O efeito placebo é bem conhecido no mundo da medicina. Estudos e mais estudos foram realizados para comprová-lo das mais variadas formas, algumas bem ousadas: no livro Previsivelmente Irracional, o professor e pesquisador Dan Ariely cita dois casos em que médicos fingiram operar pessoas e demonstraram que os efeitos positivos da operação falsa eram semelhantes aos das pessoas que haviam sido operadas.
O próprio Ariely conduziu pesquisas em que vitamina C era administrada a pessoas como se fosse um medicamento contra a dor. Além de reportar os efeitos positivos do “medicamento”, as pessoas mostravam-se sensíveis não somente às informações que recebiam, mas também ao preço: quanto mais caro, maior o efeito.
De alguma forma, a geração de expectativas – um componente importante do funcionamento do cérebro, conforme mostram as pesquisas de neurociência -, faz com que o corpo termine por resolver o assunto por conta própria, por assim dizer. Este efeito não é muito diverso daquele que nos predispõe a gostar mais de um filme a respeito do qual recebemos informações prévias positivas ou uma refeição com uma bela apresentação.
Geração de expectativas
Conforme outro tipo de pesquisas já demonstrou, a geração de expectativas e a formação de estereótipos – outro componente importante do funcionamento cerebral, economizando energia ao evitar o processamento constante de informações – tem papel relevante na disputa política. A partir do momento em que nos decidimos por uma determinada linha política ou um candidato, tendemos a valorizar informações positivas a seu respeito e a desprezar o que é negativo.

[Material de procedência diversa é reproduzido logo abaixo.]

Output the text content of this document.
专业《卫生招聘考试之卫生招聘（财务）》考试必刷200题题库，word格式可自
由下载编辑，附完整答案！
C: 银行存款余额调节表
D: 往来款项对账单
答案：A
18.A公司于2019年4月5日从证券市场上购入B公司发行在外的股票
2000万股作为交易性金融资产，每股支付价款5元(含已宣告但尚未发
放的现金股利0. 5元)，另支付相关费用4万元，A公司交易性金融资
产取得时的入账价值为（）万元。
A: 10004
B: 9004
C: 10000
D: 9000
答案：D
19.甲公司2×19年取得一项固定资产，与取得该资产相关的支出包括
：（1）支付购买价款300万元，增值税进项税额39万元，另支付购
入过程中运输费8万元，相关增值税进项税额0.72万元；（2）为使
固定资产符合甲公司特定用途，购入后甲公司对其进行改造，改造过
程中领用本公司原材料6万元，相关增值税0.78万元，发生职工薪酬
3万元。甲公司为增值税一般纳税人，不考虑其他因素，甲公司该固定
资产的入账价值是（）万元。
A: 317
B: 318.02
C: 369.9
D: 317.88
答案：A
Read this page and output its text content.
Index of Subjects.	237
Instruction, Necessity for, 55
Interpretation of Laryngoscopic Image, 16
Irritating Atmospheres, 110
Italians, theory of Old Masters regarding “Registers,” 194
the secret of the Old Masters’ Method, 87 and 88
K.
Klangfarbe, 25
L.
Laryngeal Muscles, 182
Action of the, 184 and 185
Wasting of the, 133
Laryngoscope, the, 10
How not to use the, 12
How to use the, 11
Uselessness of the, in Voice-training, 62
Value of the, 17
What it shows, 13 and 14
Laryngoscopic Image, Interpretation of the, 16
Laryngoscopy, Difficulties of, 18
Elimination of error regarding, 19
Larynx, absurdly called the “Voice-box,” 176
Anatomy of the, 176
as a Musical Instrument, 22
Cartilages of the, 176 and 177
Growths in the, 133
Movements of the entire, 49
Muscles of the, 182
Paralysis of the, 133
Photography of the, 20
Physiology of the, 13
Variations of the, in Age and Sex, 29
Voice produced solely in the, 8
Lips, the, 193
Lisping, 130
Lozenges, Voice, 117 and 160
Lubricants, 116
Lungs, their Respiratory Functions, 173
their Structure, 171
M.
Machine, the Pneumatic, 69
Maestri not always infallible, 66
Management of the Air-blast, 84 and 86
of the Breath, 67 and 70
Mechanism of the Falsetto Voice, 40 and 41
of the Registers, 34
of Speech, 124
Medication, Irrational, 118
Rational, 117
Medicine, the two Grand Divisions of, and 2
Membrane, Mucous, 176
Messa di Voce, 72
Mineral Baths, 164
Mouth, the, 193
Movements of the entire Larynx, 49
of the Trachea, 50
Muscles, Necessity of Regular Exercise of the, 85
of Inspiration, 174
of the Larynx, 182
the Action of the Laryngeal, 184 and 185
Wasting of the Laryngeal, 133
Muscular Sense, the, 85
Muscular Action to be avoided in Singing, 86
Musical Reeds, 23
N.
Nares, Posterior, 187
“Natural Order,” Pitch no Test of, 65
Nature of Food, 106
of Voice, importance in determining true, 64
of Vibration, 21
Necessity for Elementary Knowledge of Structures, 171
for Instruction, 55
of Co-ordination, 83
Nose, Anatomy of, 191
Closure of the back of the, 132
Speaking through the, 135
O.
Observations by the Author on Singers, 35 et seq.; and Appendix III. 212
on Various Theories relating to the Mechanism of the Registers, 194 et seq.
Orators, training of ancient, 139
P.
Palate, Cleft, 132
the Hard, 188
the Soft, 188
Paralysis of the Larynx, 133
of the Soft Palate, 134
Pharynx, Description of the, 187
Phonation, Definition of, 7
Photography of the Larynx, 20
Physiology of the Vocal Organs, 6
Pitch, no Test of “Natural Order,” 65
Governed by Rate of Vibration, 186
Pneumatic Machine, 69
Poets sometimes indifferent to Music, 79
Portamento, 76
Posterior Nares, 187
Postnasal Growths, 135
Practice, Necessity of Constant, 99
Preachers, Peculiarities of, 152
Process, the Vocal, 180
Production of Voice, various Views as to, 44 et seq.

E é por aí que chegamos às fake news. Espalhar desinformação, contrária ou favorável, não é nenhuma novidade em termos de práticas políticas. Na Grécia antiga, por exemplo, Temístocles costumava subornar os sacerdotes do Oráculo de Delfos, cujas palavras tinham grande peso junto à opinião pública. Os romanos habitualmente recorriam a superstições ou fenômenos naturais, como se fossem a voz dos deuses, para influenciar votações ou eleições (além de outros recursos menos sofisticados, como pichações, por exemplo). Na guerra, como já se observou, a verdade costuma ser a primeira vítima.
O tema das notícias falsas ganhou relevância nos últimos anos por causa de sua disseminação nas redes sociais e a dificuldade de “combater” o problema. De certa forma, a forma moderna de espalhar boatos – com textos longos e aparentemente bem construídos, vídeos, gráficos e outros tipos de recurso – parece mais danosa do que as técnicas antigas, baseadas no boca a boca e panfletos apócrifos.
Velha prática em nova roupagem
Na sua forma moderna, as fake news parecem ter se tornado um mecanismo permanente de ação política, com o objetivo de manter a militância ativa no universo virtual. Evidentemente, seria melhor que essa mobilização fosse feita com informações verídicas a respeito de atos e ações governamentais, ou, pela oposição, com questionamentos bem fundamentados, em ambos os casos de acordo com as modernas técnicas de comunicação. No entanto, pelo visto é mais fácil e prático espalhar boatos e informações falsas, com erros de ortografia e gramática, teorias absurdas de conspiração etc.
Assim como o efeito placebo, as fake news obtém resultados a partir de premissas não existentes. Sua eficácia é baseada nas expectativas e preferências pessoais e políticas daqueles que as recebem, e que se sentem a tal ponto satisfeitos com a reafirmação de suas crenças e opiniões que ampliam o alcance da mensagem. Acredita-se porque se quer acreditar, e o fato de ser verdade ou não torna-se irrelevante – assim como a falta de um princípio ativo não impede que o organismo produza os efeitos curativos desejados.
Nos experimentos realizados por Ariely, o efeito placebo não chegou a 100% dos participantes (embora não seja especialista no assunto, acredito que o mesmo ocorra com pesquisas semelhantes). Da mesma forma, precisamos torcer para que as fake news percam eficácia com o passar do tempo até porque, ao contrário dos placebos, sua verdadeira composição pode ser verificada pelo público com mais facilidade.